Asked what it was like to work on a comedy with Jarmusch, Murray responded: “He’s a barrel of laughs. He doesn’t need my help with the sense of humour particularly. We just work on posture and manners.” It wasn’t clear if he meant his own or those of the director; Murray exists in a comic bubble of potential misunderstanding.

As if to prove that, he then went off on a tangent about what a dangerous business moviemaking is, beginning with “the danger and the jeopardy we went through just getting into this building today. I think trying to keep light — and (then you) realize that this could be the last day of shooting every single day. (That) is a way to come to work. You try to treat it that way and then you try to treat everyone on the set that way. You want to be one less burden for the director.” Into the silence that followed he added: “I hope I’ve confused you.”

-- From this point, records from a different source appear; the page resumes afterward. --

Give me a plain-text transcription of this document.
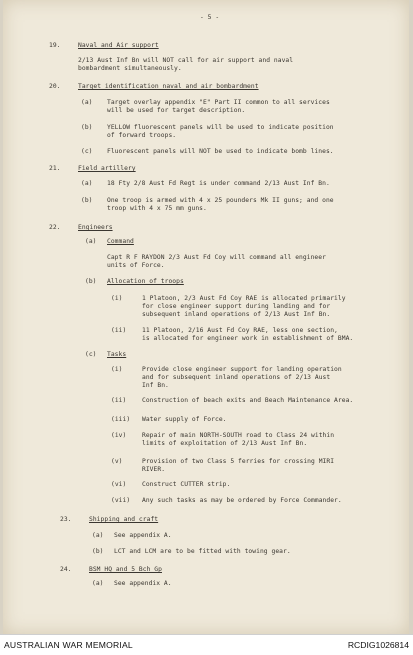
- 5 -
19.	Naval and Air support
2/13 Aust Inf Bn will NOT call for air support and naval
bombardment simultaneously.
20.	Target identification naval and air bombardment
(a) Target overlay appendix "E" Part II common to all services
will be used for target description.
(b) YELLOW fluorescent panels will be used to indicate position
of forward troops.
(c) Fluorescent panels will NOT be used to indicate bomb lines.
21.	Field artillery
(a) 18 Fty 2/8 Aust Fd Regt is under command 2/13 Aust Inf Bn.
(b) One troop is armed with 4 x 25 pounders Mk II guns; and one
troop with 4 x 75 mm guns.
22.	Engineers
(a) Command
Capt R F RAYDON 2/3 Aust Fd Coy will command all engineer
units of Force.
(b) Allocation of troops
(i)	1 Platoon, 2/3 Aust Fd Coy RAE is allocated primarily
for close engineer support during landing and for
subsequent inland operations of 2/13 Aust Inf Bn.
(ii) 11 Platoon, 2/16 Aust Fd Coy RAE, less one section,
is allocated for engineer work in establishment of BMA.
(c) Tasks
(i)	Provide close engineer support for landing operation
and for subsequent inland operations of 2/13 Aust
Inf Bn.
(ii) Construction of beach exits and Beach Maintenance Area.
(iii) Water supply of Force.
(iv) Repair of main NORTH-SOUTH road to Class 24 within
limits of exploitation of 2/13 Aust Inf Bn.
(v)	Provision of two Class 5 ferries for crossing MIRI
RIVER.
(vi) Construct CUTTER strip.
(vii) Any such tasks as may be ordered by Force Commander.
23.	Shipping and craft
(a) See appendix A.
(b) LCT and LCM are to be fitted with towing gear.
24.	BSM HQ and 5 Bch Gp
(a) See appendix A.
AUSTRALIAN WAR MEMORIAL	RCDIG1026814
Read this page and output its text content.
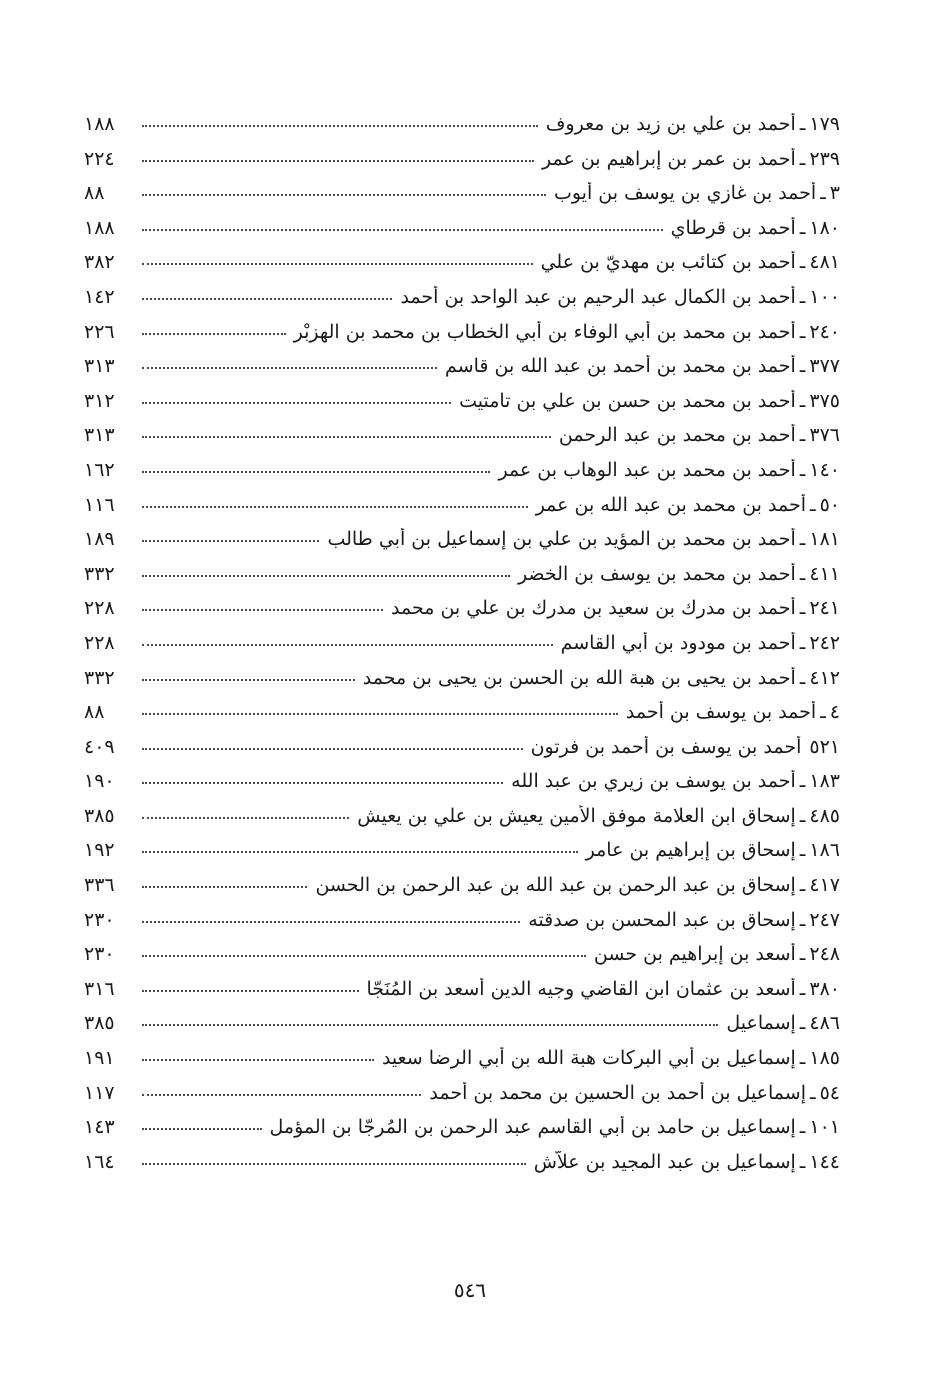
١٧٩
ـ
أحمد بن علي بن زيد بن معروف
١٨٨
٢٣٩
ـ
أحمد بن عمر بن إبراهيم بن عمر
٢٢٤
٣
ـ
أحمد بن غازي بن يوسف بن أيوب
٨٨
١٨٠
ـ
أحمد بن قرطاي
١٨٨
٤٨١
ـ
أحمد بن كتائب بن مهديّ بن علي
٣٨٢
١٠٠
ـ
أحمد بن الكمال عبد الرحيم بن عبد الواحد بن أحمد
١٤٢
٢٤٠
ـ
أحمد بن محمد بن أبي الوفاء بن أبي الخطاب بن محمد بن الهزبْر
٢٢٦
٣٧٧
ـ
أحمد بن محمد بن أحمد بن عبد الله بن قاسم
٣١٣
٣٧٥
ـ
أحمد بن محمد بن حسن بن علي بن تامتيت
٣١٢
٣٧٦
ـ
أحمد بن محمد بن عبد الرحمن
٣١٣
١٤٠
ـ
أحمد بن محمد بن عبد الوهاب بن عمر
١٦٢
٥٠
ـ
أحمد بن محمد بن عبد الله بن عمر
١١٦
١٨١
ـ
أحمد بن محمد بن المؤيد بن علي بن إسماعيل بن أبي طالب
١٨٩
٤١١
ـ
أحمد بن محمد بن يوسف بن الخضر
٣٣٢
٢٤١
ـ
أحمد بن مدرك بن سعيد بن مدرك بن علي بن محمد
٢٢٨
٢٤٢
ـ
أحمد بن مودود بن أبي القاسم
٢٢٨
٤١٢
ـ
أحمد بن يحيى بن هبة الله بن الحسن بن يحيى بن محمد
٣٣٢
٤
ـ
أحمد بن يوسف بن أحمد
٨٨
٥٢١
أحمد بن يوسف بن أحمد بن فرتون
٤٠٩
١٨٣
ـ
أحمد بن يوسف بن زيري بن عبد الله
١٩٠
٤٨٥
ـ
إسحاق ابن العلامة موفق الأمين يعيش بن علي بن يعيش
٣٨٥
١٨٦
ـ
إسحاق بن إبراهيم بن عامر
١٩٢
٤١٧
ـ
إسحاق بن عبد الرحمن بن عبد الله بن عبد الرحمن بن الحسن
٣٣٦
٢٤٧
ـ
إسحاق بن عبد المحسن بن صدقته
٢٣٠
٢٤٨
ـ
أسعد بن إبراهيم بن حسن
٢٣٠
٣٨٠
ـ
أسعد بن عثمان ابن القاضي وجيه الدين أسعد بن المُنَجّا
٣١٦
٤٨٦
ـ
إسماعيل
٣٨٥
١٨٥
ـ
إسماعيل بن أبي البركات هبة الله بن أبي الرضا سعيد
١٩١
٥٤
ـ
إسماعيل بن أحمد بن الحسين بن محمد بن أحمد
١١٧
١٠١
ـ
إسماعيل بن حامد بن أبي القاسم عبد الرحمن بن المُرجّا بن المؤمل
١٤٣
١٤٤
ـ
إسماعيل بن عبد المجيد بن علاّش
١٦٤
٥٤٦
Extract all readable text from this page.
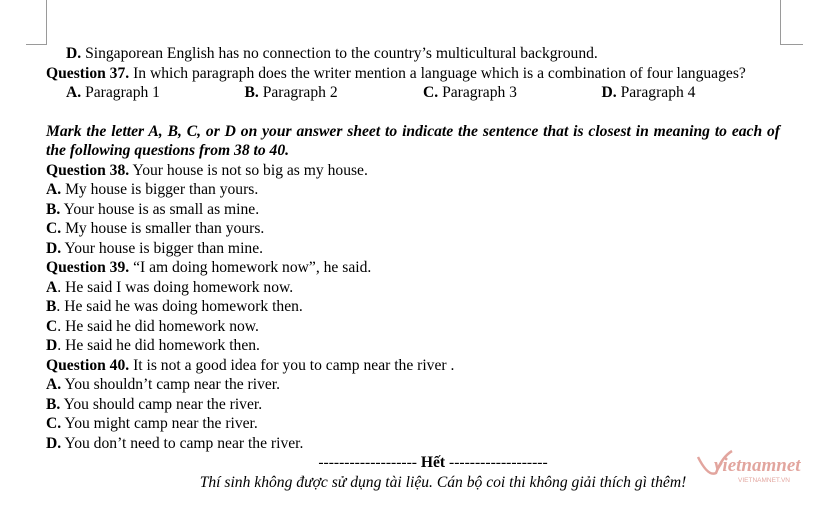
D. Singaporean English has no connection to the country’s multicultural background.
Question 37. In which paragraph does the writer mention a language which is a combination of four languages?
A. Paragraph 1	B. Paragraph 2	C. Paragraph 3	D. Paragraph 4
Mark the letter A, B, C, or D on your answer sheet to indicate the sentence that is closest in meaning to each of the following questions from 38 to 40.
Question 38. Your house is not so big as my house.
A. My house is bigger than yours.
B. Your house is as small as mine.
C. My house is smaller than yours.
D. Your house is bigger than mine.
Question 39. “I am doing homework now”, he said.
A. He said I was doing homework now.
B. He said he was doing homework then.
C. He said he did homework now.
D. He said he did homework then.
Question 40. It is not a good idea for you to camp near the river .
A. You shouldn’t camp near the river.
B. You should camp near the river.
C. You might camp near the river.
D. You don’t need to camp near the river.
------------------- Hết -------------------
Thí sinh không được sử dụng tài liệu. Cán bộ coi thi không giải thích gì thêm!
vietnamnet
VIETNAMNET.VN
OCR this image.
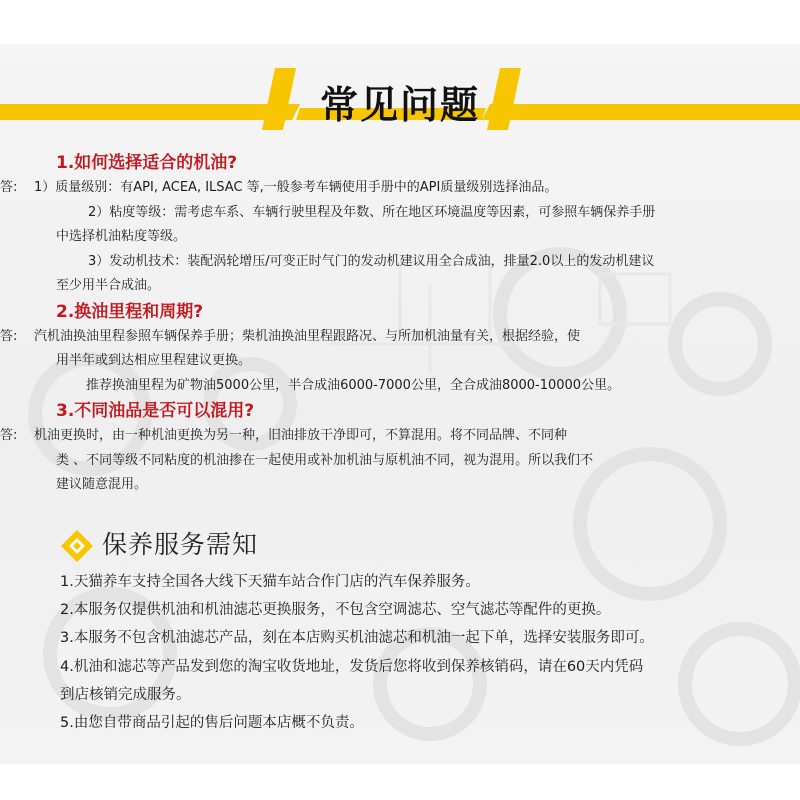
常见问题
1.如何选择适合的机油?
答: 1）质量级别：有API, ACEA, ILSAC 等,一般参考车辆使用手册中的API质量级别选择油品。
2）粘度等级：需考虑车系、车辆行驶里程及年数、所在地区环境温度等因素，可参照车辆保养手册
中选择机油粘度等级。
3）发动机技术：装配涡轮增压/可变正时气门的发动机建议用全合成油，排量2.0以上的发动机建议
至少用半合成油。
2.换油里程和周期?
答: 汽机油换油里程参照车辆保养手册；柴机油换油里程跟路况、与所加机油量有关，根据经验，使
用半年或到达相应里程建议更换。
推荐换油里程为矿物油5000公里，半合成油6000-7000公里，全合成油8000-10000公里。
3.不同油品是否可以混用?
答: 机油更换时，由一种机油更换为另一种，旧油排放干净即可，不算混用。将不同品牌、不同种
类 、不同等级不同粘度的机油掺在一起使用或补加机油与原机油不同，视为混用。所以我们不
建议随意混用。
保养服务需知
1.天猫养车支持全国各大线下天猫车站合作门店的汽车保养服务。
2.本服务仅提供机油和机油滤芯更换服务，不包含空调滤芯、空气滤芯等配件的更换。
3.本服务不包含机油滤芯产品，刻在本店购买机油滤芯和机油一起下单，选择安装服务即可。
4.机油和滤芯等产品发到您的淘宝收货地址，发货后您将收到保养核销码，请在60天内凭码
到店核销完成服务。
5.由您自带商品引起的售后问题本店概不负责。
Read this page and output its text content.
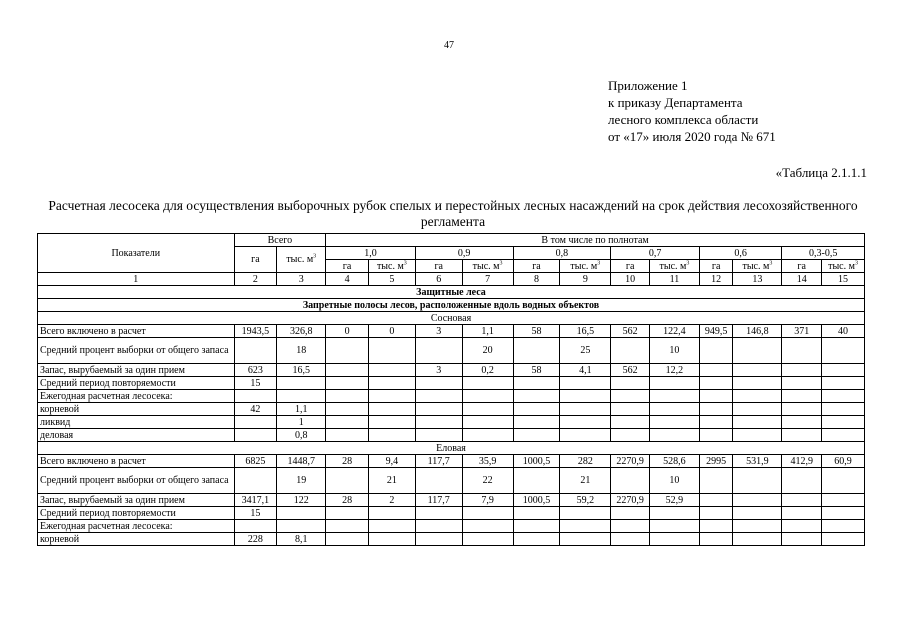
47
Приложение 1
к приказу Департамента
лесного комплекса области
от «17» июля 2020 года № 671
«Таблица 2.1.1.1
Расчетная лесосека для осуществления выборочных рубок спелых и перестойных лесных насаждений на срок действия лесохозяйственного регламента
Показатели	Всего		В том числе по полнотам											
	га	тыс. $м^3$	1,0		0,9		0,8		0,7		0,6		0,3-0,5	
			га	тыс. $м^3$	га	тыс. $м^3$	га	тыс. $м^3$	га	тыс. $м^3$	га	тыс. $м^3$	га	тыс. $м^3$
1	2	3	4	5	6	7	8	9	10	11	12	13	14	15
Защитные леса														
Запретные полосы лесов, расположенные вдоль водных объектов														
Сосновая														
Всего включено в расчет	1943,5	326,8	0	0	3	1,1	58	16,5	562	122,4	949,5	146,8	371	40
Средний процент выборки от общего запаса		18				20		25		10				
Запас, вырубаемый за один прием	623	16,5			3	0,2	58	4,1	562	12,2				
Средний период повторяемости	15													
Ежегодная расчетная лесосека:														
корневой	42	1,1												
ликвид		1												
деловая		0,8												
Еловая														
Всего включено в расчет	6825	1448,7	28	9,4	117,7	35,9	1000,5	282	2270,9	528,6	2995	531,9	412,9	60,9
Средний процент выборки от общего запаса		19		21		22		21		10				
Запас, вырубаемый за один прием	3417,1	122	28	2	117,7	7,9	1000,5	59,2	2270,9	52,9				
Средний период повторяемости	15													
Ежегодная расчетная лесосека:														
корневой	228	8,1												
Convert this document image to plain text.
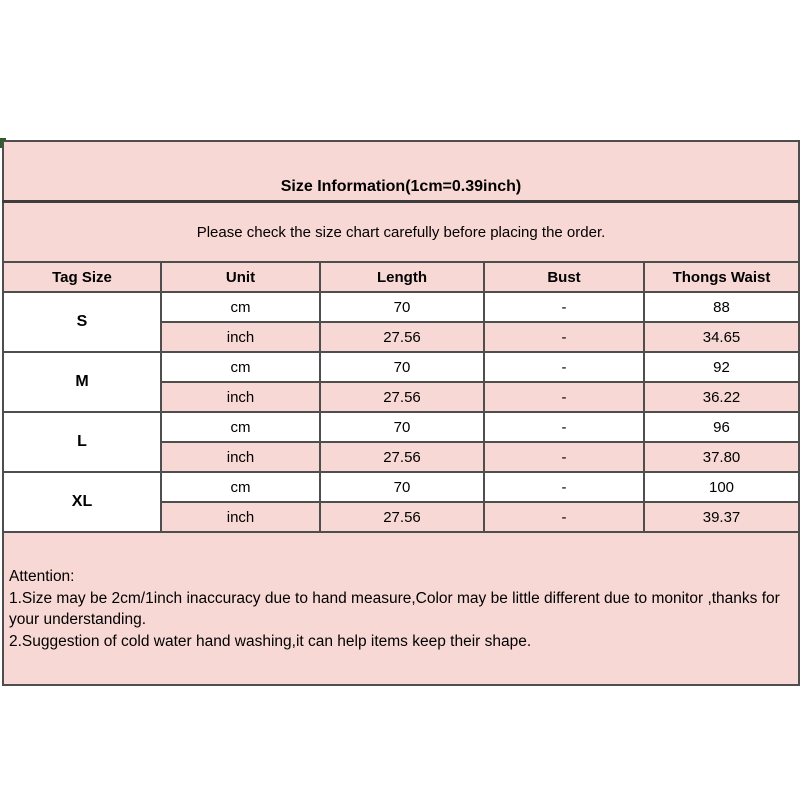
Size Information(1cm=0.39inch)				
Please check the size chart carefully before placing the order.				
Tag Size	Unit	Length	Bust	Thongs Waist
S	cm	70	-	88
	inch	27.56	-	34.65
M	cm	70	-	92
	inch	27.56	-	36.22
L	cm	70	-	96
	inch	27.56	-	37.80
XL	cm	70	-	100
	inch	27.56	-	39.37

Attention:
1.Size may be 2cm/1inch inaccuracy due to hand measure,Color may be little different due to monitor ,thanks for your understanding.
2.Suggestion of cold water hand washing,it can help items keep their shape.				
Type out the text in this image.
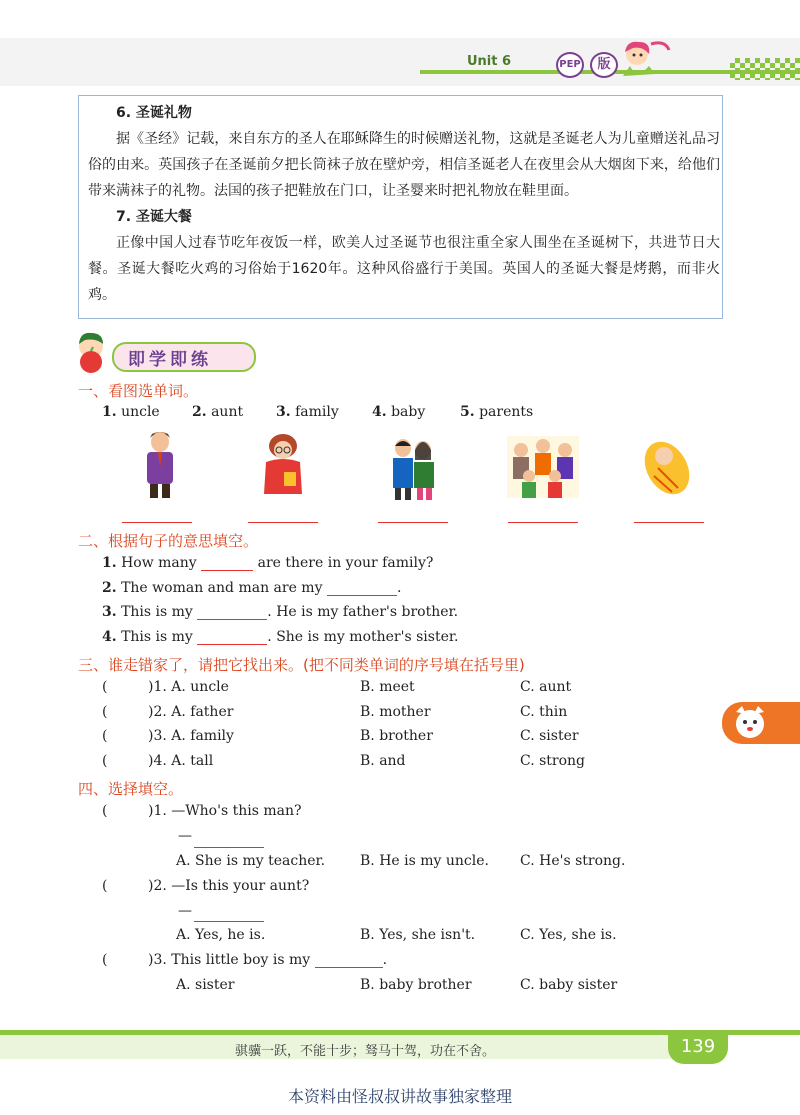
Unit 6	PEP	版

6. 圣诞礼物

据《圣经》记载，来自东方的圣人在耶稣降生的时候赠送礼物，这就是圣诞老人为儿童赠送礼品习俗的由来。英国孩子在圣诞前夕把长筒袜子放在壁炉旁，相信圣诞老人在夜里会从大烟囱下来，给他们带来满袜子的礼物。法国的孩子把鞋放在门口，让圣婴来时把礼物放在鞋里面。

7. 圣诞大餐

正像中国人过春节吃年夜饭一样，欧美人过圣诞节也很注重全家人围坐在圣诞树下，共进节日大餐。圣诞大餐吃火鸡的习俗始于1620年。这种风俗盛行于美国。英国人的圣诞大餐是烤鹅，而非火鸡。

即学即练
一、看图选单词。
1. uncle 2. aunt 3. family 4. baby 5. parents
二、根据句子的意思填空。
1. How many	are there in your family?
2. The woman and man are my	.
3. This is my	. He is my father's brother.
4. This is my	. She is my mother's sister.
三、谁走错家了，请把它找出来。(把不同类单词的序号填在括号里)
(	)1. A. uncle	B. meet	C. aunt
(	)2. A. father	B. mother	C. thin
(	)3. A. family	B. brother	C. sister
(	)4. A. tall	B. and	C. strong
四、选择填空。
(	)1. —Who's this man?
—
A. She is my teacher. B. He is my uncle. C. He's strong.
(	)2. —Is this your aunt?
—
A. Yes, he is.	B. Yes, she isn't.	C. Yes, she is.
(	)3. This little boy is my	.
A. sister	B. baby brother	C. baby sister
骐骥一跃，不能十步；驽马十驾，功在不舍。	139
本资料由怪叔叔讲故事独家整理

The Dead Don’t Die has a dark undercurrent: “This isn’t going to end well” is a line frequently uttered by Driver’s character, who plays a junior cop alongside Murray in the small town where the film takes place. But Jarmusch reminded the press that it’s not all doom and gloom, as when another character remarks: “The world is perfect. Appreciate the details.”

But we’ll leave the last word on philosophy to Murray. “I believe in life after death,” he said. “But not for everyone. So head’s up! Some of you I’ll see and some of you I might not.”